Столыпин посмотрел на унылое, мрачное лицо своего спутника.
— Ты, кузен мой, слишком скромен. Между прочим, завтра ты можешь увидеть Пушкина.
— Где?
— Во дворце, конечно. Ведь он уже три года, как пожалован в камер-юнкеры и, значит, обязан в такие дни бывать во дворце. Ты забыл об этом?
— Не забыл, но не могу себе этого представить! Гордость России, поэта в зрелых годах пожаловали званием, которым отличают безусых сынков знатных фамилий! Это возмутительно!..
— Да, но это открыло для его жены доступ ко всем придворным балам, что и было нужно государю.
— На этот раз ты, вероятно, прав, — мрачно ответил Лермонтов и снова умолк.
Они молча въехали в город. И когда легкие сани остановились у дома на Садовой, Лермонтов, точно проснувшись, вздохнул и молча вслед за Столыпиным поднялся по лестнице.
На следующий день, облаченные в парадную форму, они стояли вместе с другими лейб-гусарами, вытянувшись и замерев, в ожидании царского выхода. Лермонтов скользил быстрым взглядом по лицам придворных и военных чинов, пока, наконец, выступив из толпы и выделяясь среди всех лиц, не бросилось ему в глаза лицо Пушкина, от которого он уже не мог оторвать глаз. Поэт стоял среди небольшой группы камер-юнкеров, подняв с каким-то гордым упорством свою кудрявую голову и глядя в сторону, мимо всех. Но, несмотря на гордый поворот головы, как бы заранее отметавший возможные насмешки, лицо его поражало выражением мучительной тоски, раздражения и непомерной усталости.

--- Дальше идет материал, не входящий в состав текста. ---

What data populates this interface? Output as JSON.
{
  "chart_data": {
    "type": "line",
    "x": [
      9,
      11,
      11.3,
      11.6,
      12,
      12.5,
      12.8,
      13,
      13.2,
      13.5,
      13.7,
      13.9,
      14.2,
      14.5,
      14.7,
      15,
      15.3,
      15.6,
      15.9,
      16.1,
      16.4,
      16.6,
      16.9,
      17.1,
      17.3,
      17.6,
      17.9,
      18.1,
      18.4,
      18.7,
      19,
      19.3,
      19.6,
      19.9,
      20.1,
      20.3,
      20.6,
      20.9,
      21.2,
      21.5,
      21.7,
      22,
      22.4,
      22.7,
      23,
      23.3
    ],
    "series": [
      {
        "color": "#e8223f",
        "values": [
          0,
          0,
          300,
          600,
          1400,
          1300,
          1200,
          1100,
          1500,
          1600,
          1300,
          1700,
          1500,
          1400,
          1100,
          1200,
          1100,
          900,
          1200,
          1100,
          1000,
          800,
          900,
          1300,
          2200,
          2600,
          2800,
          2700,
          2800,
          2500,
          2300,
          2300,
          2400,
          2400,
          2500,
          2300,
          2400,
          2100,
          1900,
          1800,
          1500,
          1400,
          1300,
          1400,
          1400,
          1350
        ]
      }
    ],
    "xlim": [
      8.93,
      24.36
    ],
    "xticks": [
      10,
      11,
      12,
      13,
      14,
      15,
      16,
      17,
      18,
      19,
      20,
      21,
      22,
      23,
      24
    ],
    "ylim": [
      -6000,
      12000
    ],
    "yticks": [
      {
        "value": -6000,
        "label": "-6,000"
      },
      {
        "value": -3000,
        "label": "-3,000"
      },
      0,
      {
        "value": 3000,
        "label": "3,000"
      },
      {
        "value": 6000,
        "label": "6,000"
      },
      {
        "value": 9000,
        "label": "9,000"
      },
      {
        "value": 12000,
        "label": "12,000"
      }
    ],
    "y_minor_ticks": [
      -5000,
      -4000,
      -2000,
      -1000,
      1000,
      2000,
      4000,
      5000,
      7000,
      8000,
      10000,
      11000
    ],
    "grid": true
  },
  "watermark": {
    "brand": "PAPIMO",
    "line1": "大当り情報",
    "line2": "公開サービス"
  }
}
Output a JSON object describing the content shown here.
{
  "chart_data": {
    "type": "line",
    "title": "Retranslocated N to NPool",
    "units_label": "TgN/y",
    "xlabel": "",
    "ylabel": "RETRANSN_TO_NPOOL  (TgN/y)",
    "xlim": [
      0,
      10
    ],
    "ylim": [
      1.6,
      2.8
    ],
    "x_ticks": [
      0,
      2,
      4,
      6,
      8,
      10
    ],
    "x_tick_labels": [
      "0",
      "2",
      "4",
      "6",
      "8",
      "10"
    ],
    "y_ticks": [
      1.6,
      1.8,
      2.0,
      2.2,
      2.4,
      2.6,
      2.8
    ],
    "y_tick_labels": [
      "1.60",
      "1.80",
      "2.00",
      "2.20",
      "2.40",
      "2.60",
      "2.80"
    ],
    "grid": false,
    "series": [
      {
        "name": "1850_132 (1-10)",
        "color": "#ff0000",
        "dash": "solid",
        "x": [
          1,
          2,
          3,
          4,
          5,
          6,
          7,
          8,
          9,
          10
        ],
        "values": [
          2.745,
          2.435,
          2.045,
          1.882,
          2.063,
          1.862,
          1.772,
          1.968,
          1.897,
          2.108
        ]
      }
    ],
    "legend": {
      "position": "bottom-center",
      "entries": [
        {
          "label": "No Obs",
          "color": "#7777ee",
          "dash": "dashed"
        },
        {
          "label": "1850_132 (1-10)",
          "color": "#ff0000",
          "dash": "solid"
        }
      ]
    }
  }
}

Лермонтов увидел, как к Пушкину подошел Жуковский и, наклонившись, что-то сказал, увидел, как вскинулось к нему в порывистом движении усталое лицо, словно умоляя о чем-то, и как через минуту, взяв Пушкина под руку, Жуковский осторожно прошел с ним через всю толпу и увел в боковые двери.
Лица юных фрейлин были с ожиданием обращены к большим, еще закрытым дверям. Застыли, вытянувшись, лейб-гвардии гусары…
Курчавая голова великого поэта исчезла из толпы юных камер-юнкеров.
А Лермонтов, вспомнив выражение острой душевной муки, застывшее на его лице, почувствовал, что и в эту встречу он ни за что не решился бы подойти и назвать себя Пушкину…
— Поедем ко мне, Монго, — грустно проговорил он. — Да-а, наградили у нас Пушкина! Поедем! Нынче бабушка, наконец, добралась до дому… что-нибудь расскажет о Москве… Да и соскучился я что-то без нее. Поедем скорее, Монго!
ГЛАВА 7
Музыка уже гремела на хорах, но бал, устроенный хозяевами по случаю пожалования старшей дочери во фрейлины, еще не начинался. В небольшом зале между зеркальным вестибюлем и главным залом для танцев стоял сдержанный гул французских приветствий и носился в воздухе тонкий аромат французских духов.